I think it is funny that Lent, for many people, has gone from eating bland foods or eating just for the basic sustenance of the body to giving up something that brings them joy like chocolate or soda or cookies. We give up things we have formed habits with. We commit to forty days of something like writing or yoga or meditation or jogging. I am guilty of committing to something like forty days of yoga (never jogging). I am also guilty of giving up things that do not serve me like self doubt and worry. There is nothing wrong with being guilty of any of those things. The whole point of Lent is taking time to be mindful and reflective and if committing to something or giving up chocolate helps you do that, then so be it. Personally, I am leaning towards forty days of Buddha bowls and simple meals of lentils and greens. 

I spend a lot of time on making a weekly meal plan that is not only nutritious but one that will not lead to Michael pulling a face of disgust.
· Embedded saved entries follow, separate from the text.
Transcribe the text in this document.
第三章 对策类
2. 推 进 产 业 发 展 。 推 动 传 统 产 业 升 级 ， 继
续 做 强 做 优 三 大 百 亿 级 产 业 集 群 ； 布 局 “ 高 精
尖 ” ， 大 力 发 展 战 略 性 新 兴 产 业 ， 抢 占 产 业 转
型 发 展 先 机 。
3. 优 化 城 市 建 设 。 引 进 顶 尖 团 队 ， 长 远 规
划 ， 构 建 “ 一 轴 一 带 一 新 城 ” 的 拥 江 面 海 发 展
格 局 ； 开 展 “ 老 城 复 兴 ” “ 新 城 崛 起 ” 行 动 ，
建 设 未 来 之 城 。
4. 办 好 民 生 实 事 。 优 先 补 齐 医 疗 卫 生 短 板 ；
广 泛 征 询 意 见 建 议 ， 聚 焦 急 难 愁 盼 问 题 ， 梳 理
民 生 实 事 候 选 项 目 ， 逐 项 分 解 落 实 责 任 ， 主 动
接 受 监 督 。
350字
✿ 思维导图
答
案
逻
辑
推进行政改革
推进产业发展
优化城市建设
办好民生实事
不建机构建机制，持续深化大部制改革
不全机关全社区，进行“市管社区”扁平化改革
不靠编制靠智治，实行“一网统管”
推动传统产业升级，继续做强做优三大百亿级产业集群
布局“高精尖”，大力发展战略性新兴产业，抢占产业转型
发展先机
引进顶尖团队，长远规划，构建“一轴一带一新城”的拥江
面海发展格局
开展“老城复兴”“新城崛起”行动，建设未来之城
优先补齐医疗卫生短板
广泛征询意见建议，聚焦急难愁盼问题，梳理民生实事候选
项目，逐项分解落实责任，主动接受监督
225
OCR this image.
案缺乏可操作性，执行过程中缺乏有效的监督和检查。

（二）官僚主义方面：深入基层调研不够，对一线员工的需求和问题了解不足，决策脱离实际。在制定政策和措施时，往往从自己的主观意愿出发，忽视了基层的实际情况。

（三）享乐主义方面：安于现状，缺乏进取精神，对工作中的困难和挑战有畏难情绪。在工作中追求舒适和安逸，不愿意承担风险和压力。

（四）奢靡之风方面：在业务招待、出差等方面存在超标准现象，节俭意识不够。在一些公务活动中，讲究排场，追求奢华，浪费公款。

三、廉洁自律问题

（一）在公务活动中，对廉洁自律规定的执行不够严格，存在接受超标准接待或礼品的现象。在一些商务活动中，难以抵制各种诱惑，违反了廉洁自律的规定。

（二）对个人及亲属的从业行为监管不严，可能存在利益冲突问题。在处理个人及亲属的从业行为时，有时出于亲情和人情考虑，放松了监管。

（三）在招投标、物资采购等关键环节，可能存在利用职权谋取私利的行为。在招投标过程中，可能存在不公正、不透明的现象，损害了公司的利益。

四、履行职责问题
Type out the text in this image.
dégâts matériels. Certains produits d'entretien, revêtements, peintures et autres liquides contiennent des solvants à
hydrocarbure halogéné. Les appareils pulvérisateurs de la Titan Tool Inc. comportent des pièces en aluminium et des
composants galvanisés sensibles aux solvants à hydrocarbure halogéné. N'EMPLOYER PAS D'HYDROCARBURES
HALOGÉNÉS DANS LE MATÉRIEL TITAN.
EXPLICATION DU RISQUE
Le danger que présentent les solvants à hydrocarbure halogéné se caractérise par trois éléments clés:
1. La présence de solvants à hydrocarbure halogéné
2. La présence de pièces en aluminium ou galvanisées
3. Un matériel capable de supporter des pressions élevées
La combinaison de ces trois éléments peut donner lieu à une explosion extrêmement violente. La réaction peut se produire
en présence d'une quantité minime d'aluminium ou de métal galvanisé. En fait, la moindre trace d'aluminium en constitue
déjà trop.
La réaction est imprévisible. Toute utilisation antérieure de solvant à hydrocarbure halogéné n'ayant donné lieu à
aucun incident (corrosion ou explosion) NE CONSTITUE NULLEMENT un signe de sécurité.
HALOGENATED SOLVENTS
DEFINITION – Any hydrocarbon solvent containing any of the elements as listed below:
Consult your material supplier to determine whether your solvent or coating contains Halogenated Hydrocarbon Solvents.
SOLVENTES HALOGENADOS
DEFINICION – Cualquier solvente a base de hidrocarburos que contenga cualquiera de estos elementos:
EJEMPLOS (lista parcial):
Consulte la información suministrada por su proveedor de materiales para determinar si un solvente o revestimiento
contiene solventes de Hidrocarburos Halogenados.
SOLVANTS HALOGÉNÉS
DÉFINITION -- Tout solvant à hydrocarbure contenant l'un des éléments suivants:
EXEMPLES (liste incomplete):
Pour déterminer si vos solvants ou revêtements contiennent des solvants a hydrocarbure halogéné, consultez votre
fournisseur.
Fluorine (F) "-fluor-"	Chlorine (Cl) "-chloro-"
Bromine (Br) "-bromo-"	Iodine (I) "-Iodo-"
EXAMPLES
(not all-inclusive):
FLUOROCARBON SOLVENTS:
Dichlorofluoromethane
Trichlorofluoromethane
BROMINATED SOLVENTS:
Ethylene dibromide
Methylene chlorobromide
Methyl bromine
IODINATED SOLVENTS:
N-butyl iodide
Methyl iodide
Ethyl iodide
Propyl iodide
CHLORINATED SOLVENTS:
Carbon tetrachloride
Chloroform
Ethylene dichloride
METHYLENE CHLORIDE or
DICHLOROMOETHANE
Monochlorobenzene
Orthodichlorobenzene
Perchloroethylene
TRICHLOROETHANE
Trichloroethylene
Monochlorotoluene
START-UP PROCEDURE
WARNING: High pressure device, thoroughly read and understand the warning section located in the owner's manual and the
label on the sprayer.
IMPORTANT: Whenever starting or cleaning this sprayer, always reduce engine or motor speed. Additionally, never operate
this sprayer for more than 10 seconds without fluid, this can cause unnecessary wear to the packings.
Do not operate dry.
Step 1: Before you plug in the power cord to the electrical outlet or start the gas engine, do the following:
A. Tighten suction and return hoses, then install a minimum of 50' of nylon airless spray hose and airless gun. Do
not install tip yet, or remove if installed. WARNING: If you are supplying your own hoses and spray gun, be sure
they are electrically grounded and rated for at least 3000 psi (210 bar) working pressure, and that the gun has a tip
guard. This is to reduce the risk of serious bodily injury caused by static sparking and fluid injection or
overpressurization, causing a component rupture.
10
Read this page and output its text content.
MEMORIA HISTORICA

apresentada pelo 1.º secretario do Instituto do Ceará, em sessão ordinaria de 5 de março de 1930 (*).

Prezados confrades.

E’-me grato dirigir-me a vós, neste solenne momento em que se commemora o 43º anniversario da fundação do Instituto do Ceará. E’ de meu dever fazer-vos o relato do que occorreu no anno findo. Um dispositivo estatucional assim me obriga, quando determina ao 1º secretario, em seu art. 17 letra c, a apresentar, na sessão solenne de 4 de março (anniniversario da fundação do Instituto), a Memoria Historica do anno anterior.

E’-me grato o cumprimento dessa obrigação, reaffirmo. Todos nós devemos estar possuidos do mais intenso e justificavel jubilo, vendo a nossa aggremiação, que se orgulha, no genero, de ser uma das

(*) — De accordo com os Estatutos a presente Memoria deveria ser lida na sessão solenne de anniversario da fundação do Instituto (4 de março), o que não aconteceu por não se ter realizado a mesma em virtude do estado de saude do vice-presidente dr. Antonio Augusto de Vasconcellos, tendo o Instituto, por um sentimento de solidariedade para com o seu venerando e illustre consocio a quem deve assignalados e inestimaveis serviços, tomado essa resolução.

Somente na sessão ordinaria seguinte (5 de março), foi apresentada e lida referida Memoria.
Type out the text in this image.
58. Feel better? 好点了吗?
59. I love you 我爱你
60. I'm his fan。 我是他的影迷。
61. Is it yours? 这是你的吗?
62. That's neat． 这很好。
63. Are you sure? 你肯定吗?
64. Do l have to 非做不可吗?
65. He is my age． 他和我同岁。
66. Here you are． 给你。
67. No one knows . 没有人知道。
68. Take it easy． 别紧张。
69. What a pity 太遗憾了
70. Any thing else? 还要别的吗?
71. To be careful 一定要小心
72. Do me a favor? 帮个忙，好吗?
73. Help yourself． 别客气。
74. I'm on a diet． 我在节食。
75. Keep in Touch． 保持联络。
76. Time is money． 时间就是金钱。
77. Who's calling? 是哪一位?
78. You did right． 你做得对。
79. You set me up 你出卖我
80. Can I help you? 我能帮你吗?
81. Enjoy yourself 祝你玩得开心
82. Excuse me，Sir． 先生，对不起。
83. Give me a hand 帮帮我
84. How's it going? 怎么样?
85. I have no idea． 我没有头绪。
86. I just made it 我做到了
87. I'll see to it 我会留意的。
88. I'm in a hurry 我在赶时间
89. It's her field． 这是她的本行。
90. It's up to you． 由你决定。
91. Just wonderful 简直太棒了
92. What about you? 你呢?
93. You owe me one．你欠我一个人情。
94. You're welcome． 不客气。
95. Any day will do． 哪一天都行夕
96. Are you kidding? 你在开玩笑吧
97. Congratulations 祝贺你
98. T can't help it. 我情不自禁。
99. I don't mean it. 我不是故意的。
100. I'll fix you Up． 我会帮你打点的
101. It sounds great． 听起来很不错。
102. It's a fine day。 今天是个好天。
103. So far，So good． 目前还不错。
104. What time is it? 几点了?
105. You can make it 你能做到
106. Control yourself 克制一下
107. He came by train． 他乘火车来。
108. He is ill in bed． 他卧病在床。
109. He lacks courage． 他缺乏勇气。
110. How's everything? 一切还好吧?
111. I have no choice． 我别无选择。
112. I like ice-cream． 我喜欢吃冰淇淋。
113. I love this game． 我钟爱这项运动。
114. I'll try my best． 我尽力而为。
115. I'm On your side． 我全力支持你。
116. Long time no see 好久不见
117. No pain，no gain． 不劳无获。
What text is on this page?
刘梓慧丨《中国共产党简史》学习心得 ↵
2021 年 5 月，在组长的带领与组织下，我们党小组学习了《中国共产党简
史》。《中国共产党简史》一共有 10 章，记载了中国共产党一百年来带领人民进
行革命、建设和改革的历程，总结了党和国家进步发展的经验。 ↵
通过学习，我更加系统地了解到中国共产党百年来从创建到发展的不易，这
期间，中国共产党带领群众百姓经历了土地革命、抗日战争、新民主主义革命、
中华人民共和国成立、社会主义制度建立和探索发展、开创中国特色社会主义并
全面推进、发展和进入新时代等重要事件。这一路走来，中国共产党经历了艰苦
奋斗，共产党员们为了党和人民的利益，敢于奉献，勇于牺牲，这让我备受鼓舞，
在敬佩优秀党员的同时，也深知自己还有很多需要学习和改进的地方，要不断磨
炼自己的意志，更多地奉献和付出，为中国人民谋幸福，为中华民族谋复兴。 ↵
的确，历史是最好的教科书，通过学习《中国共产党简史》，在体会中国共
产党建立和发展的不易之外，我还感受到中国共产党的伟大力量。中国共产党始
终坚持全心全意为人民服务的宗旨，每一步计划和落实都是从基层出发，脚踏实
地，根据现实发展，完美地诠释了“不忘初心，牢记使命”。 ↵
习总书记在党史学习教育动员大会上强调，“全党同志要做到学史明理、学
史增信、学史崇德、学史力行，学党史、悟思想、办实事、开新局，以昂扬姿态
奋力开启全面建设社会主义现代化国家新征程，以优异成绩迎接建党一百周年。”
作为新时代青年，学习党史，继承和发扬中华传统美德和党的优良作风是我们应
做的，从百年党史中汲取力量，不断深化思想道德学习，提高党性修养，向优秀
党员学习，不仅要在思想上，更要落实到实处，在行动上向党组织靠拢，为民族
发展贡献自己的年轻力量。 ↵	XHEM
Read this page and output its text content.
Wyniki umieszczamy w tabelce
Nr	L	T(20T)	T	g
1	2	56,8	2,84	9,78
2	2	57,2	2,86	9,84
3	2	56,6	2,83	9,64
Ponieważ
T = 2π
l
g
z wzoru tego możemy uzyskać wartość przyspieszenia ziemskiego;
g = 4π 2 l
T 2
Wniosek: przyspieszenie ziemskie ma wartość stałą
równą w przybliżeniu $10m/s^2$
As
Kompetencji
The meal plan is more than a plan devised to appease my OCD tendencies. It keeps us on a budget, which is really important right now if we want to pay for the camper and be able to use it. I could free up time for reflection by just making the weekly meal plan out to be beans and rice every day for forty days. I'm sure Michael would love that or I could just spend the next forty days only being responsible for my meals and let Michael fend for himself. This is also something I doubt he'd be all that pleased with. I guess the bottom line is that I am probably giving up nothing for Lent. I am probably not even really committing to anything. Instead, I am just going to try harder to be more mindful and reflective every day. 

Like I said. Traditions change and morph.